Figure 2 Regression analysis for risk factors associated with anemia. A: Classification tree with significant node-splits and distribution of patients with anemia. A creatinine > 1.1 mg/dL (P < 0.001) and age > 83 (P = 0.027) were found to be statistically relevant risk factors for anemia; B: Logistic regression with all covariables which were supposed to be associated with anemia. Forest plot with odds ratios and 95%CI (logarithmic scale); C: Logistic regression with the best selected covariables using AIC. A creatinine > 1.1 mg/dL (P < 0.001) and age > 83 (P = 0.001) were found to be statistically relevant risk factors for anemia. a: Years; AIC: Akaike information criterion; CAD: Coronary artery disease; CKD: Chronic kidney disease; Crea pre: Creatinine (mg/dL) preoperative; DM: Diabetes mellitus; LVEF: Left ventricular ejection fraction (%).

Figure 3 Histogram of the distribution of hemoglobin and red cell distribution width levels. A: Histogram of the distribution of hemoglobin levels. Vertical lines at 12 g/dL and 13 g/dL for population based cut-off points for women and men according to WHO definition of anemia; B: Histogram of RDW levels. Hb: Hemoglobin; RDW: Red cell distribution width.

Figure 4 Anemia and one-year mortality. A: One-year survival curves of patients with and without anemia (P = 0.0594); B: One-year survival curves of patients grouped according to their hemoglobin level above or below mean Hb level of 11.9 g/dL; C: One-year survival curves of patients grouped according to their hemoglobin level above or below cut-off point of 9.7 g/dL.

Figure 5 Red cell distribution width and mortality. A: Classification tree for 30-d mortality with significant node split at RDW 14% (P = 0.021); B: Thirty-day (P < 0.01) and one-year mortality (P < 0.001) of patients grouped according to the presence of RDW ≤ 14% or > 14%. RDW: Red cell distribution width.

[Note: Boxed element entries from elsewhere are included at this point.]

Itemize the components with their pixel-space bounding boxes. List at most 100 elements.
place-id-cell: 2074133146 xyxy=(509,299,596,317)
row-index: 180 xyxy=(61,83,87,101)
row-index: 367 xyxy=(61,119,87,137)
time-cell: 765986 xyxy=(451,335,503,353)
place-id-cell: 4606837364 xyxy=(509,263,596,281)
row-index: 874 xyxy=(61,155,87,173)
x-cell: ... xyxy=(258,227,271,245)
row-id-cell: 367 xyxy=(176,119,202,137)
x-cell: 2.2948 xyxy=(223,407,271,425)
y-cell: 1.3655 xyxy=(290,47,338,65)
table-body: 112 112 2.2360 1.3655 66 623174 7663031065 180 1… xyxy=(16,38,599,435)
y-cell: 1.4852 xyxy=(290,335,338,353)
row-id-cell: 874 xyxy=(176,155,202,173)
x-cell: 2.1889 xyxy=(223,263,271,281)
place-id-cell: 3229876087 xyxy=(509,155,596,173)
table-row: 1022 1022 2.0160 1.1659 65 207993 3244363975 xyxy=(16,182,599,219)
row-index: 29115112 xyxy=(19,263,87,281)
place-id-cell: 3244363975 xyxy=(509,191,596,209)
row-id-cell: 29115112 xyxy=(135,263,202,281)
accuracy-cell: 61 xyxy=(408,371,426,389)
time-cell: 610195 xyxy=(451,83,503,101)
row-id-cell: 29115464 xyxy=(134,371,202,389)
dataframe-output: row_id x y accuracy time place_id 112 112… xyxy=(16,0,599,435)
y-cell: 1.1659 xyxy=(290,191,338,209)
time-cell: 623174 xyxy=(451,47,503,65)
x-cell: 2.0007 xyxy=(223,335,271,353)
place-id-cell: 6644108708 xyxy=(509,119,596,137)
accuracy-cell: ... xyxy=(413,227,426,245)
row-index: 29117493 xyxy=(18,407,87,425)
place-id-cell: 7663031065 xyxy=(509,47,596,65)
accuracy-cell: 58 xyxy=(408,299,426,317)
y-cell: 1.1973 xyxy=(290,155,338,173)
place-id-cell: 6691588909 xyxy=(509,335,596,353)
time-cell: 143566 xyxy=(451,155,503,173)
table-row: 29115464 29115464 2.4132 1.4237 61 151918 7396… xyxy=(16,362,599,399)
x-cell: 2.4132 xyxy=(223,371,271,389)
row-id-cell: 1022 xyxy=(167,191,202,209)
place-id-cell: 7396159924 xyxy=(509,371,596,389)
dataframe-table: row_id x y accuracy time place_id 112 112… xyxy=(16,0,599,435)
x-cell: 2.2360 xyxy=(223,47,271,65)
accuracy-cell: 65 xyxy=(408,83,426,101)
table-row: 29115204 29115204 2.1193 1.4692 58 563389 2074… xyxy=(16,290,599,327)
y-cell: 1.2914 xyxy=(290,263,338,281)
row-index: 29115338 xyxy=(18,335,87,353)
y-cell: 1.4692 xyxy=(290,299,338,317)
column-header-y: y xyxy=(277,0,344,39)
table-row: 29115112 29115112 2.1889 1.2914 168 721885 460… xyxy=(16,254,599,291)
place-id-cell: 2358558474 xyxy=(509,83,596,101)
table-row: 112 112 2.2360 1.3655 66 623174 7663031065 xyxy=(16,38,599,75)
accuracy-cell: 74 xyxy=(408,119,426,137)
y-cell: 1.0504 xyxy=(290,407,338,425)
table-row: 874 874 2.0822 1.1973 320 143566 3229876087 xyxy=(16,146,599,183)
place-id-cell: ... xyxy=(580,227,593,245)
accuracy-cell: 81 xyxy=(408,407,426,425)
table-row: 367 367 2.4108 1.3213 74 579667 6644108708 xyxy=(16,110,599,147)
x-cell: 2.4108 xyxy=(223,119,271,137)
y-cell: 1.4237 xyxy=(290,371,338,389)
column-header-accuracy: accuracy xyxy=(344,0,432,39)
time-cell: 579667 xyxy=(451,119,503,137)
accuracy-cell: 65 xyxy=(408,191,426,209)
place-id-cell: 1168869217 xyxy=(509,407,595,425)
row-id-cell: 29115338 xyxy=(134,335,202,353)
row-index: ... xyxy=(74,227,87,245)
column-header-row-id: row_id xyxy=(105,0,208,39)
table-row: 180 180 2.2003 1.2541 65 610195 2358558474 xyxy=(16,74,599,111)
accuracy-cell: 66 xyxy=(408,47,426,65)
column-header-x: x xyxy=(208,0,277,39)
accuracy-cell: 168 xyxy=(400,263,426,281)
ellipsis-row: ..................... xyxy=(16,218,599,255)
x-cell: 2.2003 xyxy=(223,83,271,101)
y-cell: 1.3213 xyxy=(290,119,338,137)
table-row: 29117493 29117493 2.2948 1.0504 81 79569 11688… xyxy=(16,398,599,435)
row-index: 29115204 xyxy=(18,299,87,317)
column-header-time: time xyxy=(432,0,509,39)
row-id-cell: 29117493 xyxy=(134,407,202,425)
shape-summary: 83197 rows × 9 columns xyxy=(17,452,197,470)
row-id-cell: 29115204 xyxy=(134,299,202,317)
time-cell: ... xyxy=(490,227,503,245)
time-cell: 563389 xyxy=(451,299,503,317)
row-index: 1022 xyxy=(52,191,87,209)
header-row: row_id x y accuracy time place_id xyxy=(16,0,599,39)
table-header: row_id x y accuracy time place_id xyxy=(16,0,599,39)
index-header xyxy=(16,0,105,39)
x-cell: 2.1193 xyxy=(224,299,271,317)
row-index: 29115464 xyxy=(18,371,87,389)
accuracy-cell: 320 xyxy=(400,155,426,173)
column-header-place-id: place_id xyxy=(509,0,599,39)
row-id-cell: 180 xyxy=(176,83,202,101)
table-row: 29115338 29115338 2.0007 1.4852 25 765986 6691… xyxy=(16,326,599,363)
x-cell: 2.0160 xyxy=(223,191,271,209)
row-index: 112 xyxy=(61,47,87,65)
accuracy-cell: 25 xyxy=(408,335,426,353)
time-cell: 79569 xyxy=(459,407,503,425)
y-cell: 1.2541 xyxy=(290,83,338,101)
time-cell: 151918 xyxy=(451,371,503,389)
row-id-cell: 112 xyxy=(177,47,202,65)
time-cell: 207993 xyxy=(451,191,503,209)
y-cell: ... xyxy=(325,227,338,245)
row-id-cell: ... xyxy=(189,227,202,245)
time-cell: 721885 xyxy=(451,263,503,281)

Figure 6 Correlation of hemoglobin with red cell distribution width. RDW and hemoglobin showed a significantly negative correlation (-0.36; 95%CI: -0.45, -0.27; P < 0.001). Hb: Hemoglobin; RDW: Red cell distribution width.

Figure 7 Distribution of red cell distribution width and survival of anemic patients according to their red cell distribution width. A: Distribution of RDW in patients without anemia; B: Distribution of RDW in patients with anemia; C: Survival curves of patients with anemia grouped to their RDW above or below cut off point of 14% (P = 0.013). RDW: Red cell distribution width.